La noche caía y desplegaba su manto de estrellas sobre las figuras del hombre y la extraña dama mientras el arrullo de las olas cantaba una vieja canción de amor, una canción de honor, y una canción de recuerdos que se pierden en la inmensidad de las aguas.

- Eres increíble Jaime.. – dijo Destino
- Soy real, Destino. 
- ¿Esperarás?
- Si Destino. Esperaré, aunque no haya nada que esperar. 
- Pocos hombres se confían a las leyendas.
- Pocos. Porque pocos hombres tienen la oportunidad de tocar con sus dedos esas leyendas, Destino. 

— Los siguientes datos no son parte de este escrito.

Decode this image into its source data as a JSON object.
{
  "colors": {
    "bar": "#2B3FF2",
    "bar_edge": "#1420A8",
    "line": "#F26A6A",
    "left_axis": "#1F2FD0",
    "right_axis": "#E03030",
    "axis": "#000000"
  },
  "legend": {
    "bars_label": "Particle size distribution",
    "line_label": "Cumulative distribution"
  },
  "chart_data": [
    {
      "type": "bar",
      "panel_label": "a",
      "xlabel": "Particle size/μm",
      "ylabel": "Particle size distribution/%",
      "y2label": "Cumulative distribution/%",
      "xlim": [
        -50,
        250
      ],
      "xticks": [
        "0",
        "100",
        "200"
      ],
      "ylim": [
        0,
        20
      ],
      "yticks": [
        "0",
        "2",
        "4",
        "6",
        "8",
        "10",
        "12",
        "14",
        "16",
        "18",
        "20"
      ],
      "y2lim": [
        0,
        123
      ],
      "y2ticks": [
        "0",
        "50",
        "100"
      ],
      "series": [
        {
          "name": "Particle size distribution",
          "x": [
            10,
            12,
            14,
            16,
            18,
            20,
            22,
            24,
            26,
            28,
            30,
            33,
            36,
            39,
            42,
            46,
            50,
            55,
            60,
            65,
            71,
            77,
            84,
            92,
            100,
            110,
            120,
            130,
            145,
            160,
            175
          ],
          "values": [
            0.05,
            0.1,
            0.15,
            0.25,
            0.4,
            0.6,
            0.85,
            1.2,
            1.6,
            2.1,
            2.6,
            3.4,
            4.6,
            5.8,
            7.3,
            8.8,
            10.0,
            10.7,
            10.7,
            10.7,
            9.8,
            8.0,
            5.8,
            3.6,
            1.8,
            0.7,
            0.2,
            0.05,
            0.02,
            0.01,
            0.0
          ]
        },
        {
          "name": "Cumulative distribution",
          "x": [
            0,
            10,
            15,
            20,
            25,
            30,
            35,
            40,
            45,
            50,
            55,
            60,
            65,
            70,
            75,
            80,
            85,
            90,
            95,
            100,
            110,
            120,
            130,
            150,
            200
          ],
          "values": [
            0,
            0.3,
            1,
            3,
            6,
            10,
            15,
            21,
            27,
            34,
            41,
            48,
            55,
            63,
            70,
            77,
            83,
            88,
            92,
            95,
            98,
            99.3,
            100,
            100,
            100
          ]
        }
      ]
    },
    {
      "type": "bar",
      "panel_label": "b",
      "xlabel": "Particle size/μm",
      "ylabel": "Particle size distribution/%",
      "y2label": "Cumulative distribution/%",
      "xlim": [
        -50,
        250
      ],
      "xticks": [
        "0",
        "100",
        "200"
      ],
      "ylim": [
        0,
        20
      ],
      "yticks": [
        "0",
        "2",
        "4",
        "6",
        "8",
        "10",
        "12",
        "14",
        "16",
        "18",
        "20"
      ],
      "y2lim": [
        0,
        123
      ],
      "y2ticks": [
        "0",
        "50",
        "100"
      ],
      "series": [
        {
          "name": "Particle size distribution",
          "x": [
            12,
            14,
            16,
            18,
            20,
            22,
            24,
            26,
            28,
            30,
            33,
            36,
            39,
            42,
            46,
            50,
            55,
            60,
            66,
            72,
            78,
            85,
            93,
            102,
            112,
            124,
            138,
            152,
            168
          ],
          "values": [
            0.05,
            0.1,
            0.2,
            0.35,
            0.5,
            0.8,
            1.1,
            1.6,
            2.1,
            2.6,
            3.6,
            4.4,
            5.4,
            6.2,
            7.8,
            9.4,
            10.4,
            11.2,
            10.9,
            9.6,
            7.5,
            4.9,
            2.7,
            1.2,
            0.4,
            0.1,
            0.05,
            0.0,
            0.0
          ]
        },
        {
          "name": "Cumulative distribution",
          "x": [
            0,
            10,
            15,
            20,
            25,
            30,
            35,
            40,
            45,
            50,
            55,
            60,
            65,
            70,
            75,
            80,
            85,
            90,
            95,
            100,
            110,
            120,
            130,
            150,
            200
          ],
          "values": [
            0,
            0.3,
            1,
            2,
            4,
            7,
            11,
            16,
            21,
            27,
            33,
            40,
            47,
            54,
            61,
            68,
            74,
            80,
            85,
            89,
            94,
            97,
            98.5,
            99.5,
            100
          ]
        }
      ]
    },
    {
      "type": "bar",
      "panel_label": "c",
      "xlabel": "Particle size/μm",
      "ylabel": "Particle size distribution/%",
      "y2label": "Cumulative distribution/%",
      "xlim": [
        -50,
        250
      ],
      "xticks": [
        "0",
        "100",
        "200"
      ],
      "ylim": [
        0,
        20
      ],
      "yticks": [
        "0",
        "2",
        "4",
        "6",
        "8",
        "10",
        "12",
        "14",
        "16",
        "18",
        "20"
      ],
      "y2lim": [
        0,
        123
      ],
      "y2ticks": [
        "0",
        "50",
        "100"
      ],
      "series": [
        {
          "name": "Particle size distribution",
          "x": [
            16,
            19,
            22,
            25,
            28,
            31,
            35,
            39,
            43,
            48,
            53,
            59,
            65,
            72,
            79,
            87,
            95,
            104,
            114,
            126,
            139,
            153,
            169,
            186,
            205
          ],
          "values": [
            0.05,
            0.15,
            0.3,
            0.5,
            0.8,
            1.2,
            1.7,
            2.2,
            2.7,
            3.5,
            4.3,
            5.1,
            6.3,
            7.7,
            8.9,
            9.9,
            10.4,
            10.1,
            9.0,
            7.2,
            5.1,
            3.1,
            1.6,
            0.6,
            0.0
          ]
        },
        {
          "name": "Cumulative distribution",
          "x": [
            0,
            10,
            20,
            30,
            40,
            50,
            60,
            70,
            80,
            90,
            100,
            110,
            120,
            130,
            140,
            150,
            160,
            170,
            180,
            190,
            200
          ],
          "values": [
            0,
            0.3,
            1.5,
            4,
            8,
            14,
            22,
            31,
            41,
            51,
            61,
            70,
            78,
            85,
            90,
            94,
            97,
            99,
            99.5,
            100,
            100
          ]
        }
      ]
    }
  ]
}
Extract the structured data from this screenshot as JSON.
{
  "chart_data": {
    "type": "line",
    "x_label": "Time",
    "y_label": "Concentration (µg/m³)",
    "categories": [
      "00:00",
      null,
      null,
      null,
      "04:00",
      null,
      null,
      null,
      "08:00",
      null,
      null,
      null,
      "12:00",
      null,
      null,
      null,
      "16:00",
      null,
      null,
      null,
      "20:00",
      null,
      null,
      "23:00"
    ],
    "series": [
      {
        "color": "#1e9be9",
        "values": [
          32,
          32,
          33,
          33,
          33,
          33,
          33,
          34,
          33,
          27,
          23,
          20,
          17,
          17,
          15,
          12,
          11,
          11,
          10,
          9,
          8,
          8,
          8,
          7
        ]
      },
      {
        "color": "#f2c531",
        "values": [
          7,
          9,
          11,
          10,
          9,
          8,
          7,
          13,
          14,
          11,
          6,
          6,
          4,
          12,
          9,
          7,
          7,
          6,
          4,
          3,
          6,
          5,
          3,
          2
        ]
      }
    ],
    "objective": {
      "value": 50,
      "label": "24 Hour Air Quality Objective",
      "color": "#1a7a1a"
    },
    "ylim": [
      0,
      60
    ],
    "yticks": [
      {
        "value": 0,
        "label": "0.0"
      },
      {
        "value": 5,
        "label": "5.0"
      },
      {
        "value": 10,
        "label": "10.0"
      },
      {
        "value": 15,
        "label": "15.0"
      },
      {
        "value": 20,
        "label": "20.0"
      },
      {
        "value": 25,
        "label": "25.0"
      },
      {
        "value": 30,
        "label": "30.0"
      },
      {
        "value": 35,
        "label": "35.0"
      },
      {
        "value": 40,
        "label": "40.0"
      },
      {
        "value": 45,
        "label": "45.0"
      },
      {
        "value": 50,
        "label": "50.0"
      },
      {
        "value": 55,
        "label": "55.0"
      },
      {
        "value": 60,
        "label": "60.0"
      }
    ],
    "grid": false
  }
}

- Sea Jaime. Sea como tú quieras. No tengo imperio en el corazón de los hombres.

La dama se levantó y se alejó desapareciendo de la noche entre un tintineo de conchas y campanas marineras. El hombre sacó el último cigarrillo, lo encendió iluminando la playa vacía, cogió su teléfono, y lo volvió a dejar cerca de el, mientras su mirada se volvía a perder entre la oscura línea que separaba las estrellas de su reflejo marino.